Let me make my position clear on this: I don’t want to see the man fail.  I expect every incoming president to prove me wrong and actually be the kind of leader that America needs, not the one that the voters and non-voters deserve.  I expected Trump to step up and be that kind of leader.  I still expect it.
I also know, however, that it is difficult to see that happen, because Trump is not the only one with a problem that is not being either identified or addressed.  He is surrounded by enablers, by people who don’t want Trump to change because they think they can “handle” him, and he’s supported by legions of red-hat-wearing myrmidons that have been conditioned to blindly follow whomever is put in front of them as if they were Jesus Christ on Earth.  They don’t respond to reason, especially reason that does not conform to their confirmation bias, they react to emotional propaganda usually designed to scare or enrage them, and you cannot convince them that they even have a problem, much less get them to deal with it.  When I refer to these folks as the “Cult of Trump”, I am not exaggerating about that.  They really do behave like a cult.

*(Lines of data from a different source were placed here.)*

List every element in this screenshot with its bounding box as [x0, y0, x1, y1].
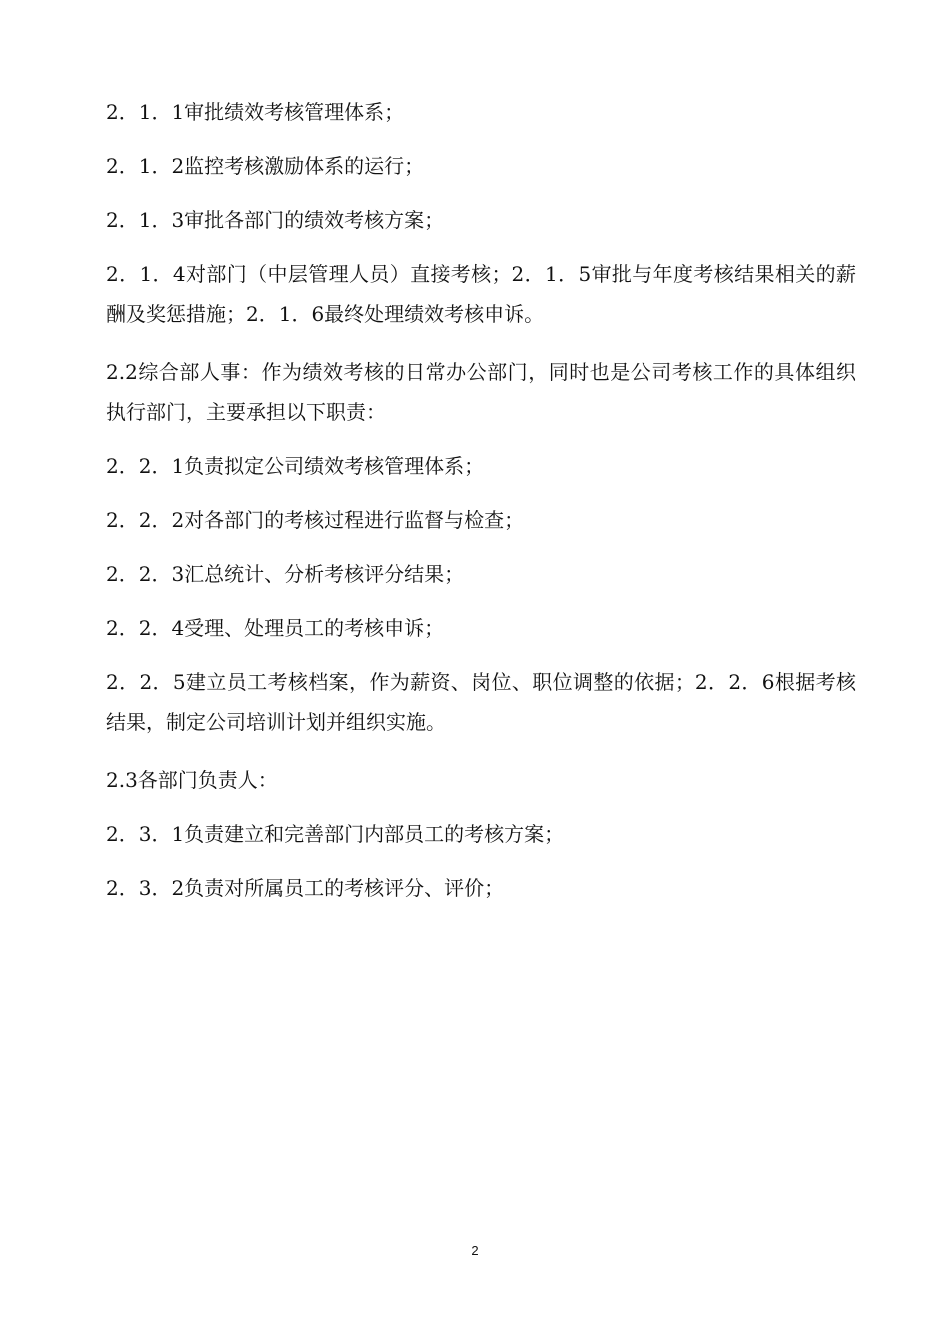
paragraph-2-2-heading: 2.2综合部人事：作为绩效考核的日常办公部门，同时也是公司考核工作的具体组织执行部门，主要承担以下职责： — [106, 360, 856, 424]
paragraph-2-1-2: 2．1．2监控考核激励体系的运行； — [106, 154, 425, 178]
paragraph-2-1-4-to-6: 2．1．4对部门（中层管理人员）直接考核；2．1．5审批与年度考核结果相关的薪酬及奖惩措施；2．1．6最终处理绩效考核申诉。 — [106, 262, 856, 326]
paragraph-2-2-2: 2．2．2对各部门的考核过程进行监督与检查； — [106, 508, 525, 532]
paragraph-2-2-1: 2．2．1负责拟定公司绩效考核管理体系； — [106, 454, 485, 478]
paragraph-2-3-1: 2．3．1负责建立和完善部门内部员工的考核方案； — [106, 822, 565, 846]
page-number: 2 — [471, 1243, 479, 1258]
paragraph-2-2-4: 2．2．4受理、处理员工的考核申诉； — [106, 616, 445, 640]
document-body — [106, 92, 856, 922]
paragraph-2-3-heading: 2.3各部门负责人： — [106, 768, 278, 792]
paragraph-2-1-1: 2．1．1审批绩效考核管理体系； — [106, 100, 405, 124]
paragraph-2-2-3: 2．2．3汇总统计、分析考核评分结果； — [106, 562, 465, 586]
paragraph-2-3-2: 2．3．2负责对所属员工的考核评分、评价； — [106, 876, 505, 900]
paragraph-2-1-3: 2．1．3审批各部门的绩效考核方案； — [106, 208, 445, 232]
paragraph-2-2-5-and-6: 2．2．5建立员工考核档案，作为薪资、岗位、职位调整的依据；2．2．6根据考核结果，制定公司培训计划并组织实施。 — [106, 670, 856, 734]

Let’s get brutally honest here... if there is ever a time for America to wake the hell up and actually try to address the problems of mental health in this country in a meaningful, positive way, now is that time!  We need to identify the problem, acknowledge the problem, and then work towards a meaningful solution.
Feeding impeachment dreams or thinking that removing Trump from office would somehow resolve the problem is nothing more than idle fantasy.  The problem is still there; you’re just delaying the solution.  Removing Trump doesn’t deal with the cult members or the enablers that rely on those cult members for their support.  They just find another figurehead and hope that the next one won’t be like the first.
Addressing mental health problems does not mean removing the person.  It means helping that person so the problem doesn’t control them.  If we dealt with the problem of alcoholism a century ago in a meaningful way instead of something physical to simply outlaw, then it wouldn’t be a “hidden disease” as it is today.  We wouldn’t have a “Drug War” because we would approach drug addiction in the same way as alcohol.
Like I said earlier, I don’t want Trump gone.  I want him functioning as the kind of leader we need.  That’s the only way that America will really be “great” again and not just serve as a cheap and empty hat slogan.